Try searching through different options for \(k\), starting at \(k = 1\) and increasing \(k\).

What happens to the decimal expansion of a number when you multiply it by \(10^k\)? What happens to the decimal expansion of a number of the form \(0.a_1a_2a_3\ldots\) when you add an integer to it? Do the same things hold true in the world of binary expansions?

From part (b) you have two different binary expansions for the same number. By Fact 2 at the beginning of the list of problems, these two binary expansions must be identical.
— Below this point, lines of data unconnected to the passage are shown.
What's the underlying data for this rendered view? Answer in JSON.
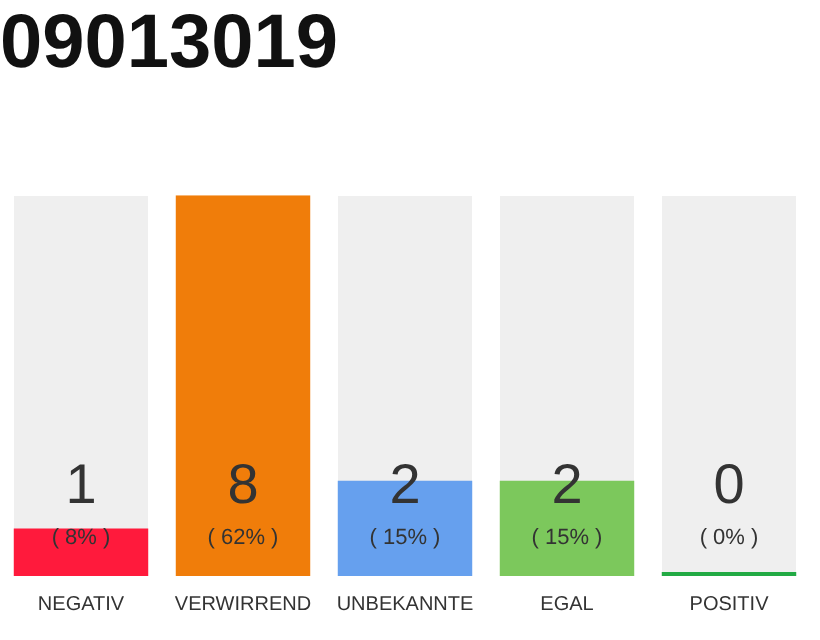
{
  "chart_data": {
    "type": "bar",
    "title": "09013019",
    "categories": [
      "NEGATIV",
      "VERWIRREND",
      "UNBEKANNTE",
      "EGAL",
      "POSITIV"
    ],
    "values": [
      1,
      8,
      2,
      2,
      0
    ],
    "colors": [
      "#ff1a3c",
      "#f07d0a",
      "#66a0ee",
      "#7cc85c",
      "#22aa44"
    ],
    "value_labels": [
      "1",
      "8",
      "2",
      "2",
      "0"
    ],
    "annotations": [
      "( 8% )",
      "( 62% )",
      "( 15% )",
      "( 15% )",
      "( 0% )"
    ],
    "grid": false,
    "legend": false,
    "tick_labels": "x"
  }
}
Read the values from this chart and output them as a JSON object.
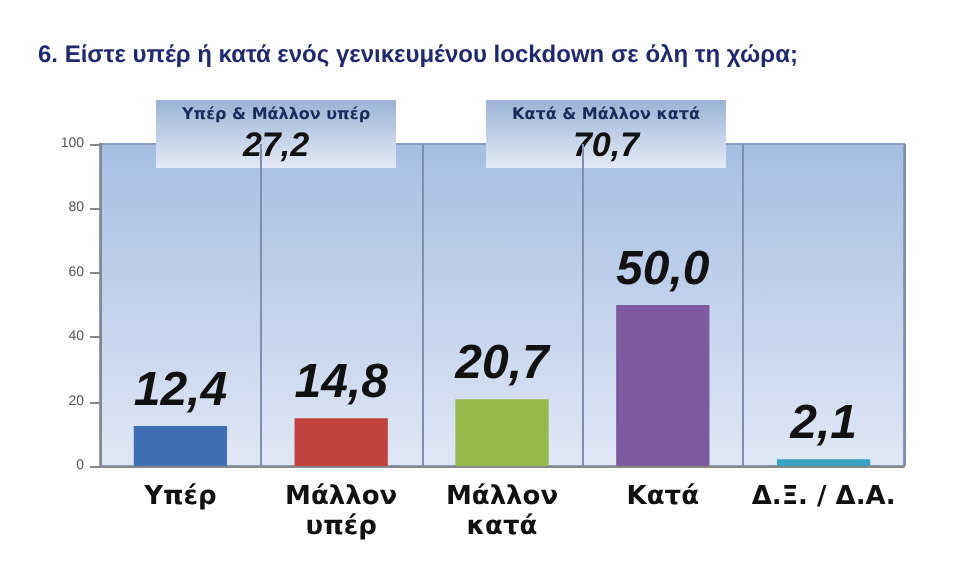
{
  "chart_data": {
    "type": "bar",
    "title": "6. Είστε υπέρ ή κατά ενός γενικευμένου lockdown σε όλη τη χώρα;",
    "categories": [
      "Υπέρ",
      "Μάλλον\nυπέρ",
      "Μάλλον\nκατά",
      "Κατά",
      "Δ.Ξ. / Δ.Α."
    ],
    "values": [
      12.4,
      14.8,
      20.7,
      50.0,
      2.1
    ],
    "colors": [
      "#3f6fb3",
      "#c0413d",
      "#94b94a",
      "#7d5aa0",
      "#3aa3c3"
    ],
    "value_labels": [
      "12,4",
      "14,8",
      "20,7",
      "50,0",
      "2,1"
    ],
    "ylim": [
      0,
      100
    ],
    "yticks": [
      0,
      20,
      40,
      60,
      80,
      100
    ],
    "grid": "x",
    "annotations": [
      {
        "text": "Υπέρ & Μάλλον υπέρ"
      },
      {
        "text": "27,2"
      },
      {
        "text": "Κατά & Μάλλον κατά"
      },
      {
        "text": "70,7"
      }
    ]
  }
}
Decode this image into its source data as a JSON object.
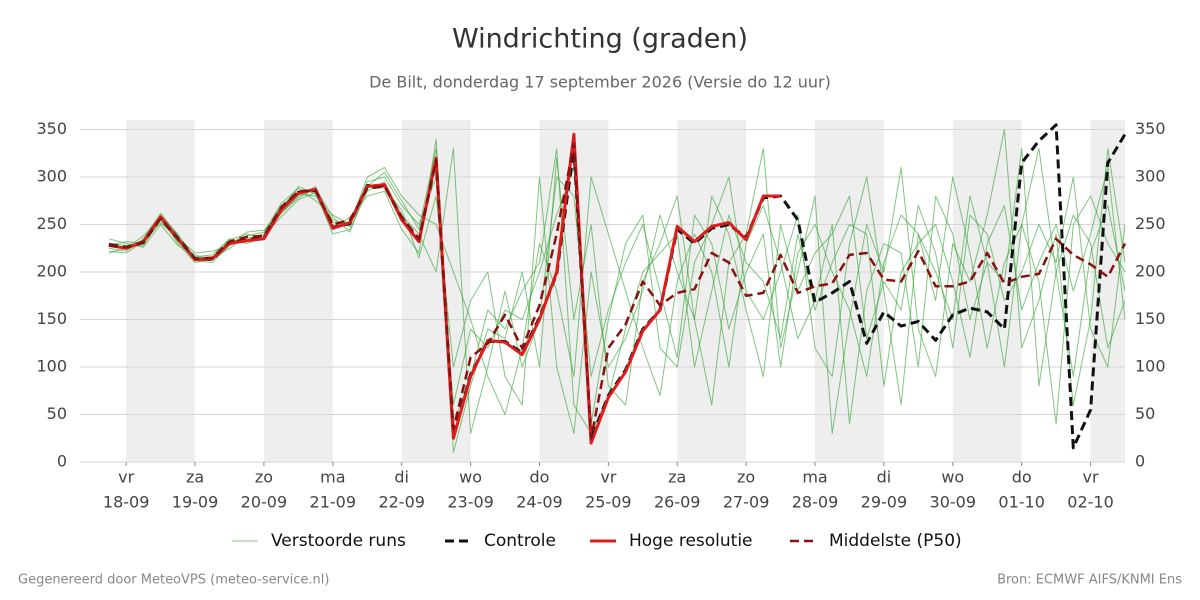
{
  "chart_data": {
    "type": "line",
    "title": "Windrichting (graden)",
    "subtitle": "De Bilt, donderdag 17 september 2026 (Versie do 12 uur)",
    "footer_left": "Gegenereerd door MeteoVPS (meteo-service.nl)",
    "footer_right": "Bron: ECMWF AIFS/KNMI Ens",
    "xlim": [
      -0.67,
      14.5
    ],
    "ylim": [
      0,
      360
    ],
    "yticks": [
      0,
      50,
      100,
      150,
      200,
      250,
      300,
      350
    ],
    "grid": true,
    "shade_alternate_days": true,
    "xticks": [
      {
        "value": 0,
        "label": "vr",
        "date": "18-09"
      },
      {
        "value": 1,
        "label": "za",
        "date": "19-09"
      },
      {
        "value": 2,
        "label": "zo",
        "date": "20-09"
      },
      {
        "value": 3,
        "label": "ma",
        "date": "21-09"
      },
      {
        "value": 4,
        "label": "di",
        "date": "22-09"
      },
      {
        "value": 5,
        "label": "wo",
        "date": "23-09"
      },
      {
        "value": 6,
        "label": "do",
        "date": "24-09"
      },
      {
        "value": 7,
        "label": "vr",
        "date": "25-09"
      },
      {
        "value": 8,
        "label": "za",
        "date": "26-09"
      },
      {
        "value": 9,
        "label": "zo",
        "date": "27-09"
      },
      {
        "value": 10,
        "label": "ma",
        "date": "28-09"
      },
      {
        "value": 11,
        "label": "di",
        "date": "29-09"
      },
      {
        "value": 12,
        "label": "wo",
        "date": "30-09"
      },
      {
        "value": 13,
        "label": "do",
        "date": "01-10"
      },
      {
        "value": 14,
        "label": "vr",
        "date": "02-10"
      }
    ],
    "x": [
      -0.25,
      0,
      0.25,
      0.5,
      0.75,
      1,
      1.25,
      1.5,
      1.75,
      2,
      2.25,
      2.5,
      2.75,
      3,
      3.25,
      3.5,
      3.75,
      4,
      4.25,
      4.5,
      4.75,
      5,
      5.25,
      5.5,
      5.75,
      6,
      6.25,
      6.5,
      6.75,
      7,
      7.25,
      7.5,
      7.75,
      8,
      8.25,
      8.5,
      8.75,
      9,
      9.25,
      9.5,
      9.75,
      10,
      10.25,
      10.5,
      10.75,
      11,
      11.25,
      11.5,
      11.75,
      12,
      12.25,
      12.5,
      12.75,
      13,
      13.25,
      13.5,
      13.75,
      14,
      14.25,
      14.5
    ],
    "series": [
      {
        "name": "Verstoorde runs",
        "color": "#2ca02c",
        "width": 1,
        "opacity": 0.6,
        "dash": false,
        "values": [
          225,
          222,
          235,
          262,
          238,
          212,
          210,
          228,
          235,
          240,
          270,
          282,
          280,
          255,
          248,
          295,
          300,
          270,
          250,
          300,
          60,
          140,
          120,
          160,
          150,
          200,
          260,
          310,
          40,
          150,
          230,
          260,
          120,
          100,
          210,
          250,
          300,
          180,
          150,
          200,
          260,
          120,
          90,
          230,
          300,
          180,
          60,
          240,
          200,
          150,
          280,
          210,
          100,
          250,
          330,
          200,
          90,
          220,
          270,
          180
        ]
      },
      {
        "name": "Verstoorde runs",
        "color": "#2ca02c",
        "width": 1,
        "opacity": 0.6,
        "dash": false,
        "values": [
          230,
          228,
          228,
          255,
          232,
          216,
          218,
          235,
          230,
          236,
          262,
          280,
          290,
          245,
          258,
          280,
          285,
          245,
          220,
          340,
          10,
          80,
          140,
          130,
          200,
          100,
          320,
          150,
          250,
          80,
          60,
          190,
          230,
          280,
          150,
          60,
          210,
          240,
          330,
          120,
          200,
          280,
          30,
          150,
          250,
          200,
          310,
          140,
          90,
          230,
          190,
          260,
          350,
          120,
          170,
          240,
          60,
          150,
          330,
          210
        ]
      },
      {
        "name": "Verstoorde runs",
        "color": "#2ca02c",
        "width": 1,
        "opacity": 0.6,
        "dash": false,
        "values": [
          220,
          225,
          238,
          258,
          230,
          210,
          214,
          225,
          238,
          242,
          272,
          288,
          275,
          260,
          250,
          300,
          310,
          280,
          260,
          250,
          200,
          150,
          90,
          50,
          120,
          230,
          180,
          90,
          300,
          240,
          180,
          120,
          70,
          190,
          240,
          200,
          100,
          230,
          270,
          210,
          130,
          170,
          250,
          40,
          180,
          230,
          220,
          100,
          280,
          240,
          150,
          210,
          190,
          330,
          80,
          200,
          260,
          230,
          120,
          170
        ]
      },
      {
        "name": "Verstoorde runs",
        "color": "#2ca02c",
        "width": 1,
        "opacity": 0.6,
        "dash": false,
        "values": [
          235,
          230,
          226,
          250,
          228,
          218,
          212,
          230,
          232,
          238,
          258,
          276,
          284,
          240,
          245,
          285,
          295,
          260,
          240,
          200,
          330,
          30,
          100,
          180,
          100,
          150,
          300,
          280,
          90,
          160,
          210,
          250,
          180,
          110,
          260,
          230,
          140,
          200,
          240,
          100,
          220,
          250,
          200,
          160,
          90,
          210,
          260,
          240,
          170,
          300,
          220,
          120,
          210,
          250,
          190,
          40,
          250,
          280,
          230,
          200
        ]
      },
      {
        "name": "Verstoorde runs",
        "color": "#2ca02c",
        "width": 1,
        "opacity": 0.6,
        "dash": false,
        "values": [
          228,
          232,
          230,
          260,
          240,
          215,
          216,
          234,
          240,
          235,
          266,
          290,
          282,
          252,
          252,
          292,
          288,
          265,
          215,
          280,
          100,
          170,
          200,
          90,
          60,
          300,
          100,
          30,
          200,
          100,
          130,
          180,
          260,
          200,
          150,
          280,
          240,
          160,
          90,
          250,
          180,
          220,
          240,
          280,
          130,
          190,
          160,
          270,
          220,
          120,
          260,
          240,
          170,
          200,
          250,
          210,
          300,
          140,
          100,
          250
        ]
      },
      {
        "name": "Verstoorde runs",
        "color": "#2ca02c",
        "width": 1,
        "opacity": 0.6,
        "dash": false,
        "values": [
          222,
          220,
          232,
          252,
          236,
          220,
          222,
          228,
          242,
          244,
          262,
          278,
          288,
          258,
          242,
          290,
          305,
          275,
          245,
          330,
          40,
          90,
          160,
          140,
          180,
          210,
          330,
          60,
          30,
          70,
          140,
          200,
          220,
          240,
          100,
          180,
          260,
          210,
          190,
          130,
          240,
          160,
          210,
          250,
          240,
          80,
          200,
          230,
          250,
          190,
          110,
          230,
          270,
          160,
          210,
          250,
          180,
          240,
          310,
          150
        ]
      },
      {
        "name": "Controle",
        "color": "#111111",
        "width": 3,
        "opacity": 1,
        "dash": true,
        "values": [
          229,
          226,
          231,
          257,
          236,
          214,
          213,
          231,
          234,
          236,
          266,
          284,
          286,
          247,
          251,
          291,
          291,
          256,
          233,
          318,
          28,
          92,
          127,
          127,
          115,
          152,
          198,
          330,
          25,
          70,
          97,
          140,
          160,
          245,
          230,
          246,
          250,
          236,
          278,
          280,
          255,
          168,
          178,
          190,
          125,
          158,
          143,
          148,
          128,
          155,
          162,
          158,
          140,
          315,
          338,
          355,
          15,
          55,
          315,
          345
        ]
      },
      {
        "name": "Hoge resolutie",
        "color": "#dd1c1c",
        "width": 3,
        "opacity": 1,
        "dash": false,
        "values": [
          228,
          225,
          232,
          258,
          235,
          213,
          214,
          230,
          233,
          235,
          265,
          283,
          287,
          246,
          252,
          290,
          292,
          255,
          232,
          320,
          25,
          90,
          128,
          126,
          113,
          150,
          200,
          345,
          20,
          68,
          95,
          138,
          160,
          248,
          232,
          248,
          252,
          234,
          280,
          280,
          null,
          null,
          null,
          null,
          null,
          null,
          null,
          null,
          null,
          null,
          null,
          null,
          null,
          null,
          null,
          null,
          null,
          null,
          null,
          null
        ]
      },
      {
        "name": "Middelste (P50)",
        "color": "#8b1010",
        "width": 2.5,
        "opacity": 1,
        "dash": true,
        "values": [
          228,
          226,
          232,
          256,
          235,
          214,
          215,
          232,
          237,
          238,
          268,
          285,
          286,
          250,
          255,
          288,
          290,
          258,
          235,
          318,
          35,
          110,
          125,
          155,
          120,
          165,
          240,
          335,
          25,
          120,
          145,
          190,
          165,
          178,
          182,
          220,
          210,
          175,
          178,
          218,
          178,
          185,
          188,
          218,
          220,
          192,
          190,
          222,
          185,
          185,
          190,
          220,
          188,
          195,
          198,
          235,
          218,
          208,
          195,
          230
        ]
      }
    ]
  }
}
Compare these expressions to each other.

Start by finding integers \(k\) and \(n\) so that \(2^k\cdot \frac{3}{11} = \frac{3}{11} + n\). Such integers do exist. Keep searching for them!

The square root of a positive integer that is not a perfect square is always irrational. You can use this fact without proof.

To find a power of \(2\) in the sequence, we are seeking integers \(m\) and \(k\) satisfying \[2^k < m \sqrt 2 < 1 + 2^k.\] Dividing by \(\sqrt 2\) gives \[2^{k-1}\sqrt 2 < m < 2^{k-1}\sqrt 2 + \frac{1}{\sqrt 2}.\] The first inequality tells us that we should think about multiplying \(\sqrt 2\) by a power of two. The second inequality has the troublesome \(\frac{1}{\sqrt 2}\) term, which is secretly just \(2^{-1}\sqrt 2\). Think about what happens to the binary expansion of \(\sqrt 2\) when you multiply it by a power of \(2\).